The World Development Indicator looks as follows
library(data.table)
WDI <- fread("CountryName CountryCode IndicatorName IndicatorCode 1960 1961 2017
ArabWorld ARB A FX.OWN.TOTL.ZS 37.16521072 37.16521072 37.16521072
ArabWorld ARB B FX.OWN.TOTL.FE.ZS 25.63540268 25.63540268 25.63540268
ArabWorld ARB C FX.OWN.TOTL.MA.ZS 48.32851791 48.32851791 48.32851791
ArabWorld ARB D FX.OWN.TOTL.OL.ZS 42.54204559 42.54204559 42.54204559
ArabWorld ARB E FX.OWN.TOTL.40.ZS 27.72478104 27.72478104 27.72478104
ArabWorld ARB F FX.OWN.TOTL.PL.ZS 26.45811081 26.45811081 26.45811081
ArabWorld ARB G FX.OWN.TOTL.60.ZS 43.44695282 43.44695282 43.44695282
ArabWorld ARB H FX.OWN.TOTL.SO.ZS 48.66697693 48.66697693 48.66697693
ArabWorld ARB I FX.OWN.TOTL.YG.ZS 20.95479965 20.95479965 20.95479965
", header = TRUE)
I used the following code to reshape the World Development Indicator Database from the World Bank.
library(dplyr)
library(tidyr)
WDI <- WDI %>%
select(-`Indicator Name`) %>%
gather(Year, val,`1960`:`2017`) %>%
spread(`Indicator Code`, val)
It used to work without any issues, but for some reason it now requires too much memory for the operation to be completed.
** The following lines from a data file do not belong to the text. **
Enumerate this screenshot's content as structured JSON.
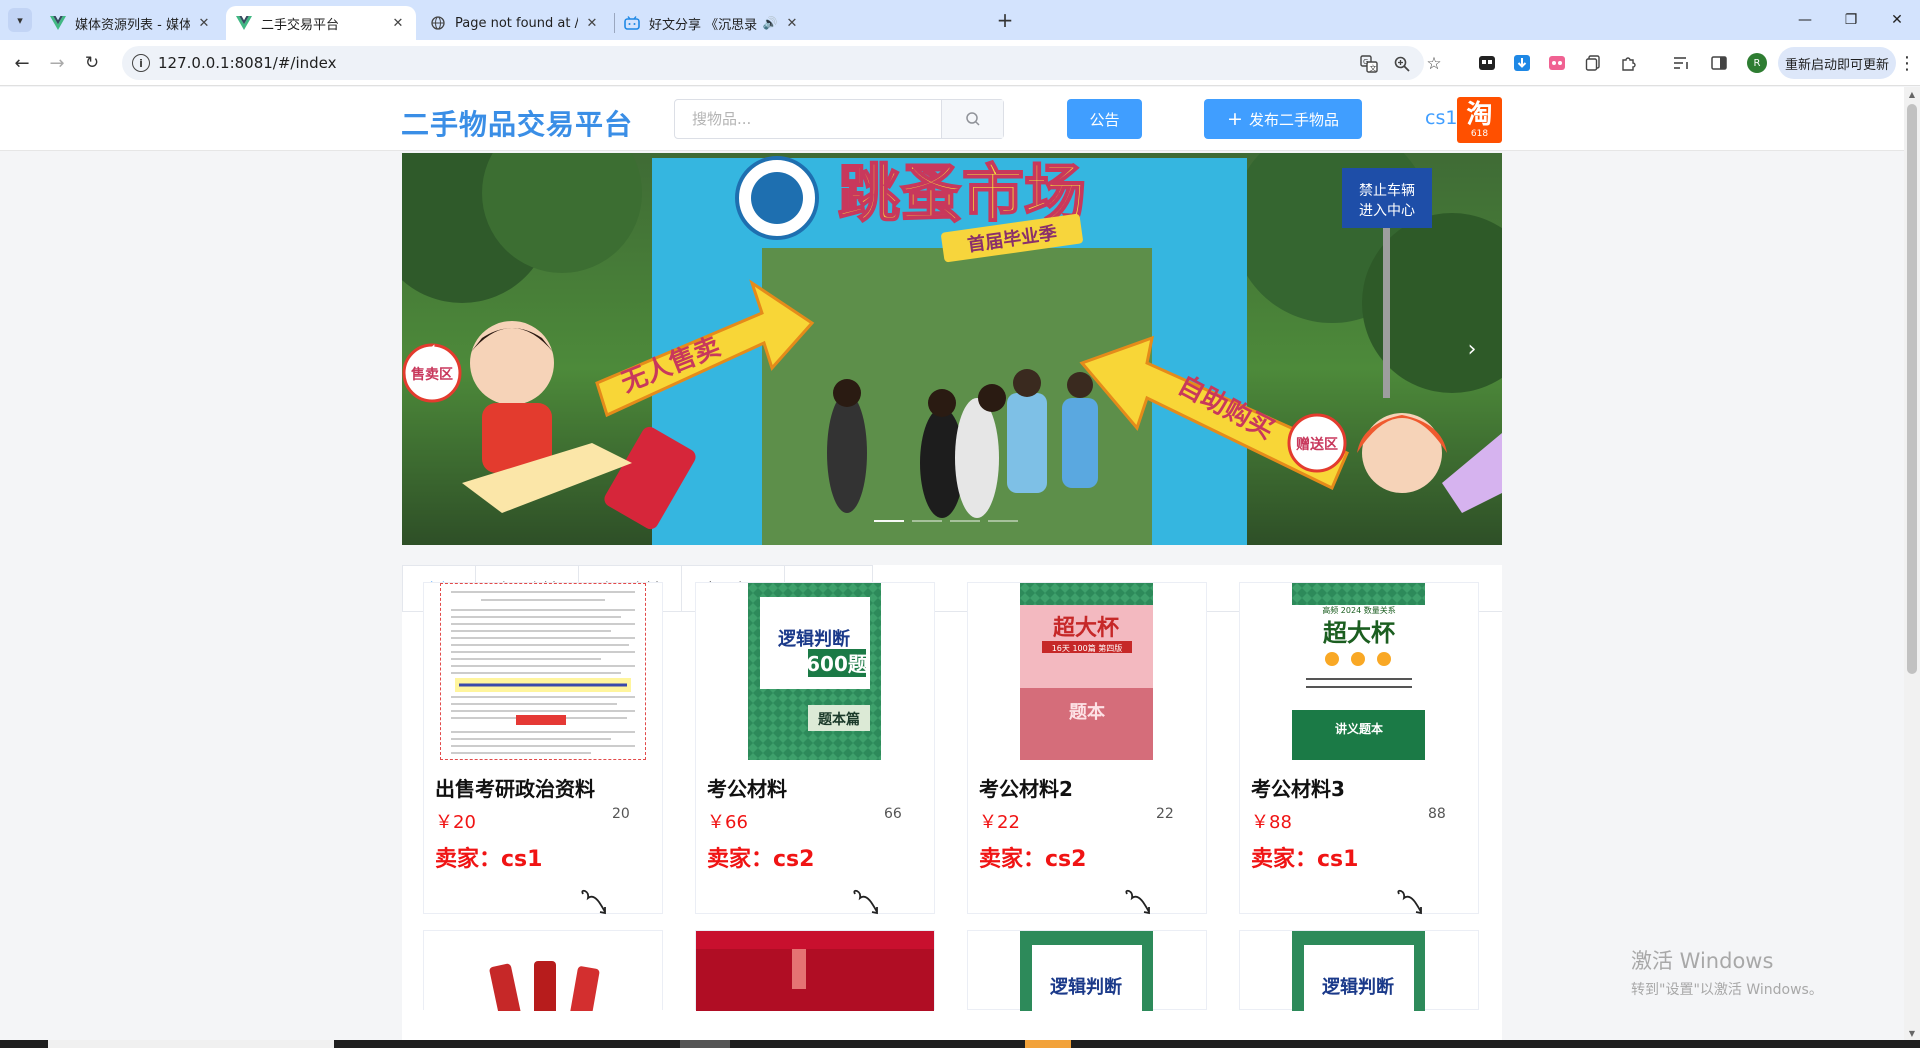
{
  "browser": {
    "tabs": [
      {
        "title": "媒体资源列表 - 媒体资源管理系",
        "icon": "vue-icon",
        "active": false
      },
      {
        "title": "二手交易平台",
        "icon": "vue-icon",
        "active": true
      },
      {
        "title": "Page not found at /",
        "icon": "globe-icon",
        "active": false
      },
      {
        "title": "好文分享 《沉思录：人生应",
        "icon": "bilibili-icon",
        "active": false
      }
    ],
    "url": "127.0.0.1:8081/#/index",
    "update_button": "重新启动即可更新",
    "profile_initial": "R",
    "accent_color": "#d3e3fd"
  },
  "site": {
    "logo": "二手物品交易平台",
    "search_placeholder": "搜物品...",
    "notice_button": "公告",
    "publish_button": "发布二手物品",
    "username": "cs1",
    "taobao_char": "淘",
    "taobao_num": "618",
    "brand_color": "#409eff",
    "price_color": "#f01414"
  },
  "carousel": {
    "banner_text": "跳蚤市场",
    "banner_sub": "首届毕业季",
    "sign_left": "无人售卖",
    "sign_right": "自助购买",
    "slide_count": 4,
    "active_slide": 0
  },
  "categories": [
    "全部",
    "考研资料",
    "考公资料",
    "电子产品",
    "日用品"
  ],
  "active_category": 0,
  "products": [
    {
      "title": "出售考研政治资料",
      "price": "￥20",
      "count": "20",
      "seller": "卖家：cs1",
      "cover_text": "",
      "thumb_kind": "doc"
    },
    {
      "title": "考公材料",
      "price": "￥66",
      "count": "66",
      "seller": "卖家：cs2",
      "cover_text": "逻辑判断",
      "cover_sub": "600题",
      "cover_foot": "题本篇",
      "thumb_kind": "book-green"
    },
    {
      "title": "考公材料2",
      "price": "￥22",
      "count": "22",
      "seller": "卖家：cs2",
      "cover_text": "超大杯",
      "cover_sub": "16天 100篇 第四版",
      "cover_foot": "题本",
      "thumb_kind": "book-red"
    },
    {
      "title": "考公材料3",
      "price": "￥88",
      "count": "88",
      "seller": "卖家：cs1",
      "cover_text": "超大杯",
      "cover_sub": "高频 2024 数量关系",
      "cover_foot": "讲义题本",
      "thumb_kind": "book-green2"
    }
  ],
  "second_row_cover_text": "逻辑判断",
  "windows_watermark": {
    "line1": "激活 Windows",
    "line2": "转到\"设置\"以激活 Windows。"
  }
}
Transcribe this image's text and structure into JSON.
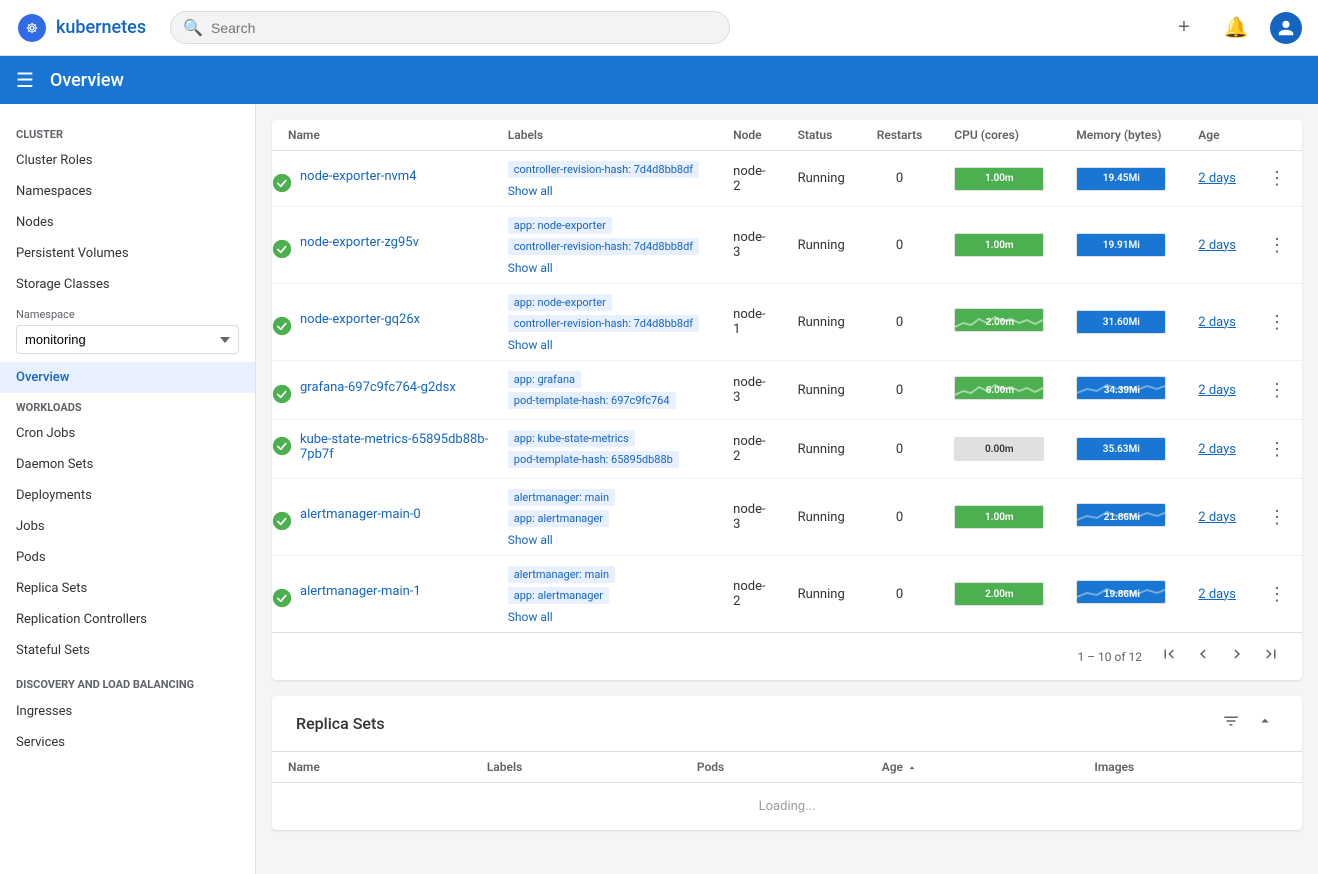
{
  "topnav": {
    "logo_text": "kubernetes",
    "search_placeholder": "Search",
    "plus_icon": "+",
    "bell_icon": "🔔",
    "avatar_icon": "👤"
  },
  "page_header": {
    "menu_icon": "☰",
    "title": "Overview"
  },
  "sidebar": {
    "cluster_section": "Cluster",
    "cluster_items": [
      {
        "label": "Cluster Roles",
        "id": "cluster-roles"
      },
      {
        "label": "Namespaces",
        "id": "namespaces"
      },
      {
        "label": "Nodes",
        "id": "nodes"
      },
      {
        "label": "Persistent Volumes",
        "id": "persistent-volumes"
      },
      {
        "label": "Storage Classes",
        "id": "storage-classes"
      }
    ],
    "namespace_label": "Namespace",
    "namespace_value": "monitoring",
    "workloads_section": "Workloads",
    "workload_items": [
      {
        "label": "Cron Jobs",
        "id": "cron-jobs"
      },
      {
        "label": "Daemon Sets",
        "id": "daemon-sets"
      },
      {
        "label": "Deployments",
        "id": "deployments"
      },
      {
        "label": "Jobs",
        "id": "jobs"
      },
      {
        "label": "Pods",
        "id": "pods"
      },
      {
        "label": "Replica Sets",
        "id": "replica-sets"
      },
      {
        "label": "Replication Controllers",
        "id": "replication-controllers"
      },
      {
        "label": "Stateful Sets",
        "id": "stateful-sets"
      }
    ],
    "discovery_section": "Discovery and Load Balancing",
    "discovery_items": [
      {
        "label": "Ingresses",
        "id": "ingresses"
      },
      {
        "label": "Services",
        "id": "services"
      }
    ],
    "overview_label": "Overview",
    "overview_id": "overview"
  },
  "pods_table": {
    "columns": [
      "Name",
      "Labels",
      "Node",
      "Status",
      "Restarts",
      "CPU (cores)",
      "Memory (bytes)",
      "Age"
    ],
    "pagination": {
      "info": "1 – 10 of 12",
      "first": "⏮",
      "prev": "◀",
      "next": "▶",
      "last": "⏭"
    },
    "rows": [
      {
        "name": "node-exporter-nvm4",
        "labels": [
          {
            "key": "controller-revision-hash",
            "value": "7d4d8bb8df"
          }
        ],
        "show_all": "Show all",
        "node": "node-2",
        "status": "Running",
        "restarts": "0",
        "cpu_value": "1.00m",
        "cpu_color": "green",
        "memory_value": "19.45Mi",
        "memory_color": "blue",
        "age": "2 days",
        "has_wavy_cpu": false,
        "has_wavy_mem": false
      },
      {
        "name": "node-exporter-zg95v",
        "labels": [
          {
            "key": "app",
            "value": "node-exporter"
          },
          {
            "key": "controller-revision-hash",
            "value": "7d4d8bb8df"
          }
        ],
        "show_all": "Show all",
        "node": "node-3",
        "status": "Running",
        "restarts": "0",
        "cpu_value": "1.00m",
        "cpu_color": "green",
        "memory_value": "19.91Mi",
        "memory_color": "blue",
        "age": "2 days",
        "has_wavy_cpu": false,
        "has_wavy_mem": false
      },
      {
        "name": "node-exporter-gq26x",
        "labels": [
          {
            "key": "app",
            "value": "node-exporter"
          },
          {
            "key": "controller-revision-hash",
            "value": "7d4d8bb8df"
          }
        ],
        "show_all": "Show all",
        "node": "node-1",
        "status": "Running",
        "restarts": "0",
        "cpu_value": "2.00m",
        "cpu_color": "green",
        "memory_value": "31.60Mi",
        "memory_color": "blue",
        "age": "2 days",
        "has_wavy_cpu": true,
        "has_wavy_mem": false
      },
      {
        "name": "grafana-697c9fc764-g2dsx",
        "labels": [
          {
            "key": "app",
            "value": "grafana"
          },
          {
            "key": "pod-template-hash",
            "value": "697c9fc764"
          }
        ],
        "show_all": null,
        "node": "node-3",
        "status": "Running",
        "restarts": "0",
        "cpu_value": "6.00m",
        "cpu_color": "green",
        "memory_value": "34.39Mi",
        "memory_color": "blue",
        "age": "2 days",
        "has_wavy_cpu": true,
        "has_wavy_mem": true
      },
      {
        "name": "kube-state-metrics-65895db88b-7pb7f",
        "labels": [
          {
            "key": "app",
            "value": "kube-state-metrics"
          },
          {
            "key": "pod-template-hash",
            "value": "65895db88b"
          }
        ],
        "show_all": null,
        "node": "node-2",
        "status": "Running",
        "restarts": "0",
        "cpu_value": "0.00m",
        "cpu_color": "light",
        "memory_value": "35.63Mi",
        "memory_color": "blue",
        "age": "2 days",
        "has_wavy_cpu": false,
        "has_wavy_mem": false
      },
      {
        "name": "alertmanager-main-0",
        "labels": [
          {
            "key": "alertmanager",
            "value": "main"
          },
          {
            "key": "app",
            "value": "alertmanager"
          }
        ],
        "show_all": "Show all",
        "node": "node-3",
        "status": "Running",
        "restarts": "0",
        "cpu_value": "1.00m",
        "cpu_color": "green",
        "memory_value": "21.86Mi",
        "memory_color": "blue",
        "age": "2 days",
        "has_wavy_cpu": false,
        "has_wavy_mem": true
      },
      {
        "name": "alertmanager-main-1",
        "labels": [
          {
            "key": "alertmanager",
            "value": "main"
          },
          {
            "key": "app",
            "value": "alertmanager"
          }
        ],
        "show_all": "Show all",
        "node": "node-2",
        "status": "Running",
        "restarts": "0",
        "cpu_value": "2.00m",
        "cpu_color": "green",
        "memory_value": "19.86Mi",
        "memory_color": "blue",
        "age": "2 days",
        "has_wavy_cpu": false,
        "has_wavy_mem": true
      }
    ]
  },
  "replica_sets": {
    "title": "Replica Sets",
    "columns": [
      "Name",
      "Labels",
      "Pods",
      "Age",
      "Images"
    ]
  }
}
I have tried to remove all other databases from the work space, gc()
, closing all other programs on the computer and to reduce the years used to reshape, but that did not fix the problem. As a result, I wonder whether there is a less memory intensive way to deal with the issue.
EDIT 1: According to this post dcast.data.table
or reshape
(because of not running out of memory) is the way to go. I am however having a lot of trouble rewriting the syntax (I got the dplyr answer my posting a question as well) How would I rewrite the dplyr
code for using dcast/reshape?
How do the terms select
, gather
, spread
, relates to dcast and reshape?
EDIT 2: I have first tried to melt the data.table as follows:
WDI = melt(WDI, id.vars = c("IndicatorCode", "CountryName", "CountryCode"),
# measure.vars = -c("IndicatorCode", "CountryName", "CountryCode", "IndicatorName"))
measure.vars = c("1960", "1961","2017"))
colnames(WDI)[4] <- "year"
WDI = dcast(WDI, CountryName + CountryCode + year ~ IndicatorCode, value.var="value")
But then I get the "warning" Aggregation function missing: defaulting to length
and all entries are just 1 instead of the values. This apparently happens when the combination of entries are not unique. I am however pretty sure that they are (the combination of the country and the Indicator, should make the entry unique).